Palantir assure que les données traitées par la DGSI sont stockées sur des serveurs dédiés, hébergés en France, et accessibles uniquement par des agents français habilités. Mais ces garanties techniques ne suffisent pas à dissiper les doutes quant à la souveraineté réelle des opérations menées avec un outil dont le code, les mises à jour et l’architecture globale échappent à tout contrôle national.

Une alternative française encore marginale

Face à cette dépendance, des tentatives ont été menées pour bâtir une solution souveraine. L’entreprise française ChapsVision s’est positionnée comme le principal acteur alternatif. Elle affirme pouvoir répondre aux exigences des services de renseignement en matière de performance, de sécurité et de conformité.

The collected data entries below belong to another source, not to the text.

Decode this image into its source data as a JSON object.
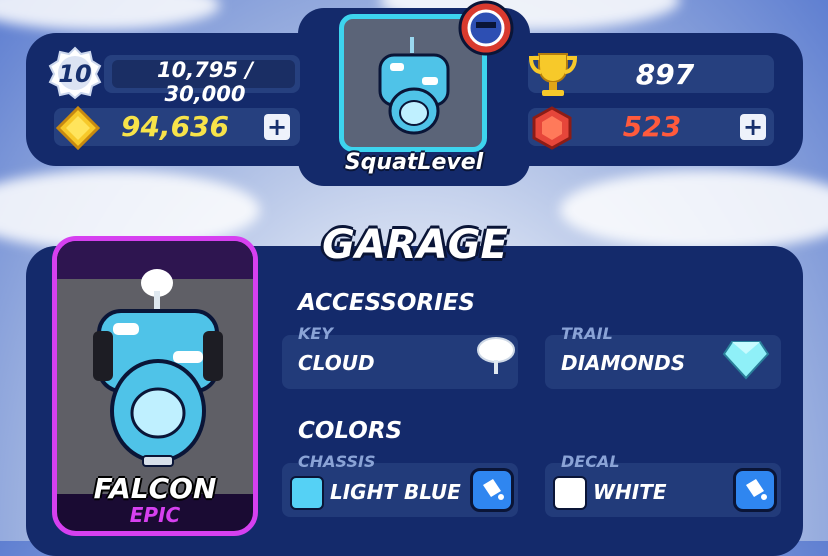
{
  "player": {
    "level": "10",
    "xp_text": "10,795 / 30,000",
    "xp_progress": 0.36,
    "name": "SquatLevel"
  },
  "currencies": {
    "coins": "94,636",
    "trophies": "897",
    "gems": "523"
  },
  "garage": {
    "title": "GARAGE",
    "car": {
      "name": "FALCON",
      "rarity": "EPIC"
    },
    "accessories_title": "ACCESSORIES",
    "key": {
      "label": "KEY",
      "value": "CLOUD",
      "icon": "cloud-icon"
    },
    "trail": {
      "label": "TRAIL",
      "value": "DIAMONDS",
      "icon": "diamond-icon"
    },
    "colors_title": "COLORS",
    "chassis": {
      "label": "CHASSIS",
      "value": "LIGHT BLUE",
      "swatch": "#55d1f5"
    },
    "decal": {
      "label": "DECAL",
      "value": "WHITE",
      "swatch": "#ffffff"
    }
  },
  "colors": {
    "coin_text": "#f7e34a",
    "gem_text": "#ff5a3c",
    "epic": "#d640f0",
    "panel": "#142a6b"
  }
}
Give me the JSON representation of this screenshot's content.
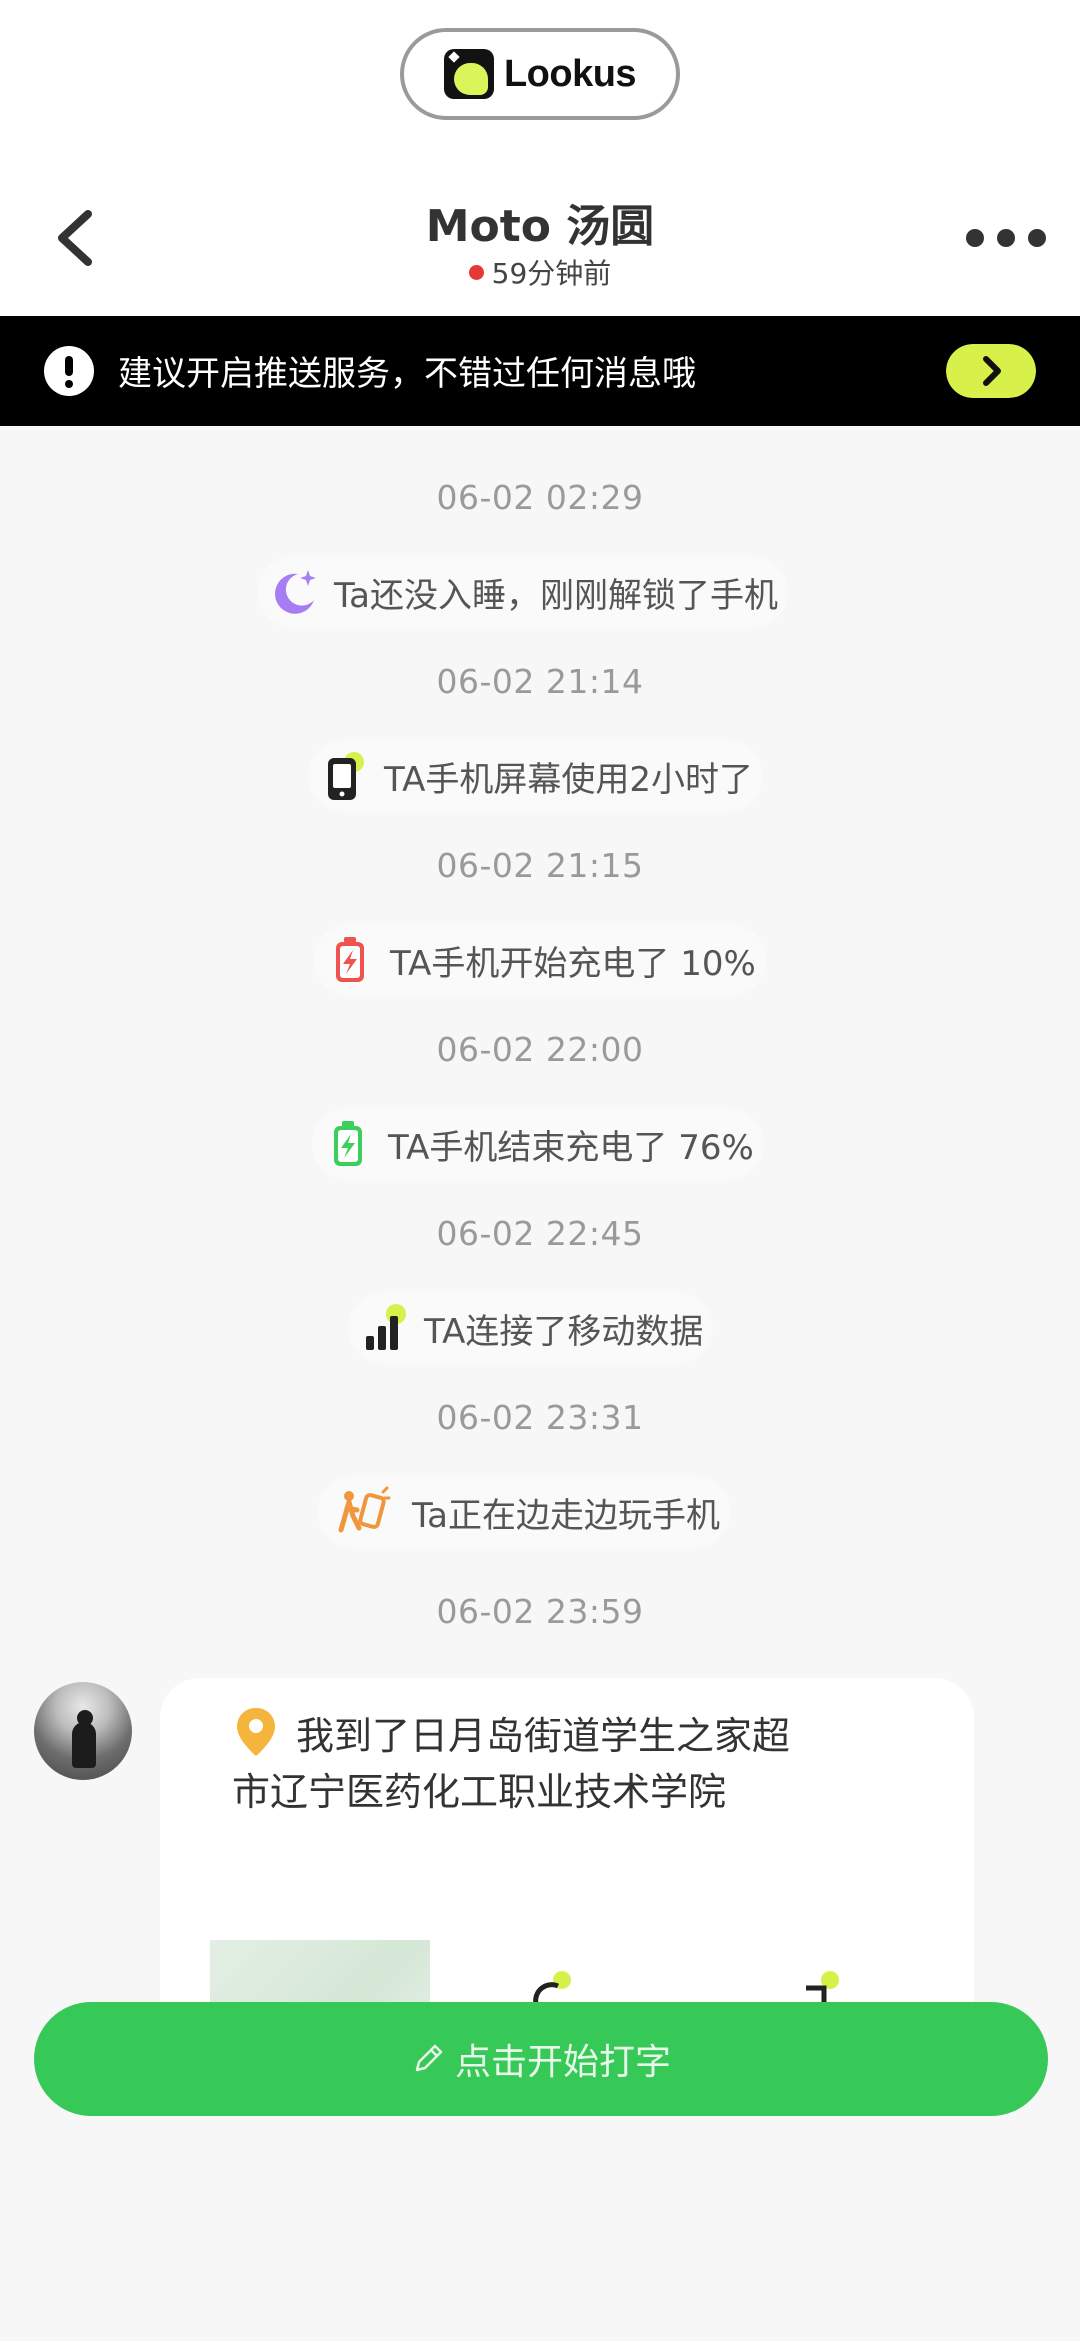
{
  "app": {
    "logo_text": "Lookus"
  },
  "header": {
    "title": "Moto 汤圆",
    "status": "59分钟前",
    "status_color": "#e53935"
  },
  "banner": {
    "text": "建议开启推送服务，不错过任何消息哦",
    "accent": "#d8f04a"
  },
  "timeline": [
    {
      "time": "06-02 02:29",
      "icon": "moon-icon",
      "text": "Ta还没入睡，刚刚解锁了手机"
    },
    {
      "time": "06-02 21:14",
      "icon": "phone-screen-icon",
      "text": "TA手机屏幕使用2小时了"
    },
    {
      "time": "06-02 21:15",
      "icon": "battery-charging-red-icon",
      "text": "TA手机开始充电了 10%"
    },
    {
      "time": "06-02 22:00",
      "icon": "battery-charging-green-icon",
      "text": "TA手机结束充电了 76%"
    },
    {
      "time": "06-02 22:45",
      "icon": "signal-bars-icon",
      "text": "TA连接了移动数据"
    },
    {
      "time": "06-02 23:31",
      "icon": "walking-phone-icon",
      "text": "Ta正在边走边玩手机"
    },
    {
      "time": "06-02 23:59"
    }
  ],
  "message": {
    "text": "我到了日月岛街道学生之家超市辽宁医药化工职业技术学院"
  },
  "input": {
    "placeholder": "点击开始打字"
  },
  "colors": {
    "brand_green": "#36c957",
    "accent_yellow": "#d8f04a",
    "icon_purple": "#a77df5",
    "icon_red": "#ef5350",
    "icon_green": "#3ccf5e",
    "icon_orange": "#f0963c"
  }
}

Un projet de bascule avait même été envisagé avant les Jeux olympiques de Paris 2024. Mais il n’a pas abouti. La DGSI a estimé que la fiabilité d’un nouvel outil ne pouvait être garantie à court terme sans prise de risque excessive. Dans un secteur où l’erreur se paie cher, les impératifs de souveraineté restent soumis à ceux de continuité et d’efficacité.

Palantir, une entreprise à la culture opaque

Le nom de l’entreprise fait référence aux pierres magiques de la saga Le Seigneur des anneaux, capables de tout voir à distance. Cette symbolique traduit une vision du monde binaire : celle d’un affrontement entre le bien et le mal, incarnée dans le slogan interne « défendre la Comté ».

Fondée dans la mouvance idéologique de la Silicon Valley post-11 septembre, Palantir revendique une culture d’entreprise singulière. Son cofondateur, Peter Thiel, est connu pour ses positions libertariennes et son soutien à Donald Trump. Le PDG actuel, Alex Karp, affirme que la société agit selon des principes éthiques stricts, tout en invitant à ne pas le croire sur parole.

Des contrats publics sous surveillance

Depuis sa création, Palantir a multiplié les contrats sensibles avec les administrations américaines. L’un des plus controversés concerne ImmigrationOS, un logiciel vendu à l’agence de l’immigration (ICE) pour faciliter l’identification et l’arrestation de migrants en situation irrégulière. L’entreprise a perçu plus de 113 millions de dollars de contrats fédéraux sous l’administration Trump.

Depuis la crise du Covid-19, Palantir s’est également positionnée dans le secteur de la santé, où elle fournit des outils d’analyse de données à plusieurs gouvernements. Cette diversification alimente les craintes de recoupements incontrôlés entre fichiers médicaux, judiciaires ou sociaux, malgré les garanties affichées en matière de traçabilité des consultations.